NASA defines aerodynamics as the study of forces and the resulting motion of objects through the air. Since we are talking about cars here, and how car designer make sure our cars don’t move through the air, but rather how car designers help our cars stick to the road through aerodynamics.

The effects of aerodynamics are best demonstrated when you stick your hand out the window. With the heel of your palm or your thumb facing the wind, you will be able to feel your hand slicing cleanly through the air. Face your palm to the wind and you have to use your arm muscles to keep your hand steady. Now imagine how strong the forces are on an object as big as your car. The force that manifested itself with your hand-out-the-window experiment is called drag. Car designers and Engineers use the term coefficient of drag (or drag coefficient for short) to measure a car's ability to slip through the wind. The CD equation is CD = D/(1/2xpV2xA), where D is drag, p is air density, V is velocity, and A is the car's frontal area. Obviously, you need to be an aerodynamics engineer to make sense of that equation and assign the proper values to it. Lowering a car’s CD and reducing drag are the main goals of aerodynamic design, since it has been proven that getting a reduced CD gives substantial improvements in terms of horsepower requirements, fuel economy and road holding. Reducing the drag working on a vehicle reduces the horsepower needed to run a car at a given speed. An engine that doesn't have to work as hard has better fuel efficiency, which is why car designers from automobile manufacturers nowadays spend so much time in the wind tunnel with their new car designs. Conversely, reduced drag will enable a car to go faster for a given horsepower output.

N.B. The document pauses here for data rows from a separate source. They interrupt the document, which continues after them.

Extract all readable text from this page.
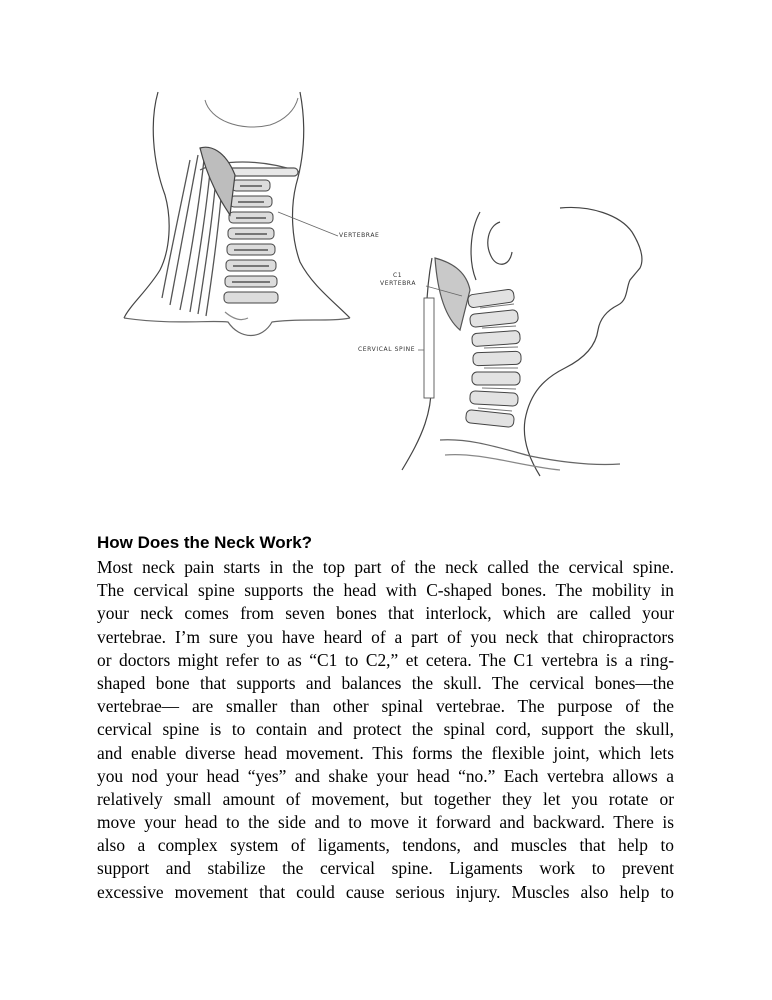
VERTEBRAE
C1
VERTEBRA
CERVICAL SPINE
How Does the Neck Work?
Most neck pain starts in the top part of the neck called the cervical spine.
The cervical spine supports the head with C-shaped bones. The mobility in
your neck comes from seven bones that interlock, which are called your
vertebrae. I’m sure you have heard of a part of you neck that chiropractors
or doctors might refer to as “C1 to C2,” et cetera. The C1 vertebra is a ring-
shaped bone that supports and balances the skull. The cervical bones—the
vertebrae— are smaller than other spinal vertebrae. The purpose of the
cervical spine is to contain and protect the spinal cord, support the skull,
and enable diverse head movement. This forms the flexible joint, which lets
you nod your head “yes” and shake your head “no.” Each vertebra allows a
relatively small amount of movement, but together they let you rotate or
move your head to the side and to move it forward and backward. There is
also a complex system of ligaments, tendons, and muscles that help to
support and stabilize the cervical spine. Ligaments work to prevent
excessive movement that could cause serious injury. Muscles also help to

In terms of road holding, adding down force combats the effects of lift, which results when air moving under the car acts on the underbelly of a moving vehicle, much like the action of air on an airplane wing. By adding down force, you manipulate the movement of air over the car, which will increase the friction between the tires and the ground. The effect of this is that you can brake and corner harder. You can also create down force by lowering a car. Bringing the bottom of the car closer to the ground makes the air flowing beneath it, move faster. An aerodynamic principle called Bernoulli's Equation states that faster air speed results in lower air pressure, and low air pressure under the car helps the shape of the car, plus any aero aids it has installed, to create down force.

When discussing down force, one principle that experts maintain is important is aerodynamic balance. Just because a humungous rear wing works on a particular car, it doesn’t mean that it will work on your car. For example, drag-race cars’ aero aids are useless on street cars. The forces acting on a drag racer are completely different because of its weight distribution and optimization for working is a straight line only. If anything, street cars should follow the example of cars built for road racing. Tips for improving street car aerodynamics should put as much emphasis on air flowing under the car as well as over it. First of all, lowering the car will, as stated above, help create more down force. Second, mounting an air dam or chin spoiler will minimize air going under the car and becoming turbulent when it hits the pipes, sub frames and suspension linkages under the car. Another good aero item to install are side skirts, which, when run as low as possible to the ground, will seal the sides of the car, reducing turbulence beneath the car and smoothing airflow on the external surfaces.

At the rear, running a wing instead of a spoiler will provide the most benefits, but in a street car, you will have to balance function with aesthetics. The choice is up to you. Bear in mind though that aero devices really start working at higher speeds (around 90 kph) so if all you do is cruise the urban jungle, you can get away with the much cheaper aesthetic bits that haven’t been really tested in the wind tunnel or designed using computational fluid dynamics.